In-vitro studies have shown that different membrane components of N.
meningitidis induce monocytes and neutrophils to produce proinflammatory cytokines (tumor necrosis
factor-alpha, IL-1, IL-6, interferon-gamma, and others). In-vivo, these cytokines play an important role
in causing shock, inducing an inflammatory response, and causing disseminated intravascular coagulation
(DIC).
Pathology attributed to DIC in meningococcemia:
- hemorrhage of adrenal glands (Waterhouse-Friderichsen syndrome),
- thrombi in glomeruli, and
- skin purpuric lesions.
Pathology attributed to host inflammatory reaction in meningococcal disease:
- acute suppurative leptomeningitis,
- myocarditis,
- pneumonitis/ pneumonia,
- skin with vasculitis,
- splenitis, and
- non-specific hepatitis.
Some authors have demonstrated that patients with meningococcal meningitis have higher concentrations
of endotoxins and cytokines in the CSF compared to those found in the blood.
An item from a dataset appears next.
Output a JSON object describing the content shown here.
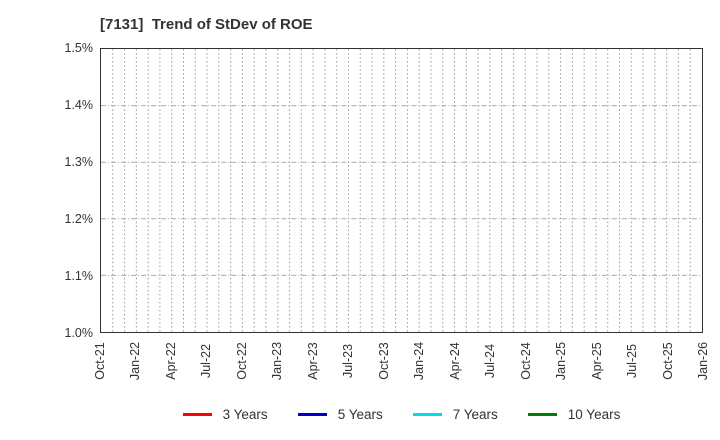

They have also shown
positive cultures from the CSF but rarely from the blood.
Incidence of meningococcemia is highest in school children, adolescents, and young adults.
Transmission is by direct contact with contaminated respiratory secretions or airborne droplets.
Laboratory acquisition of meningococcal disease has been documented.
Prevention of spread is based on vaccination and chemoprophylaxis of close contacts. Treatment of
patients is with intravenous penicillin has decreased mortality dramatically.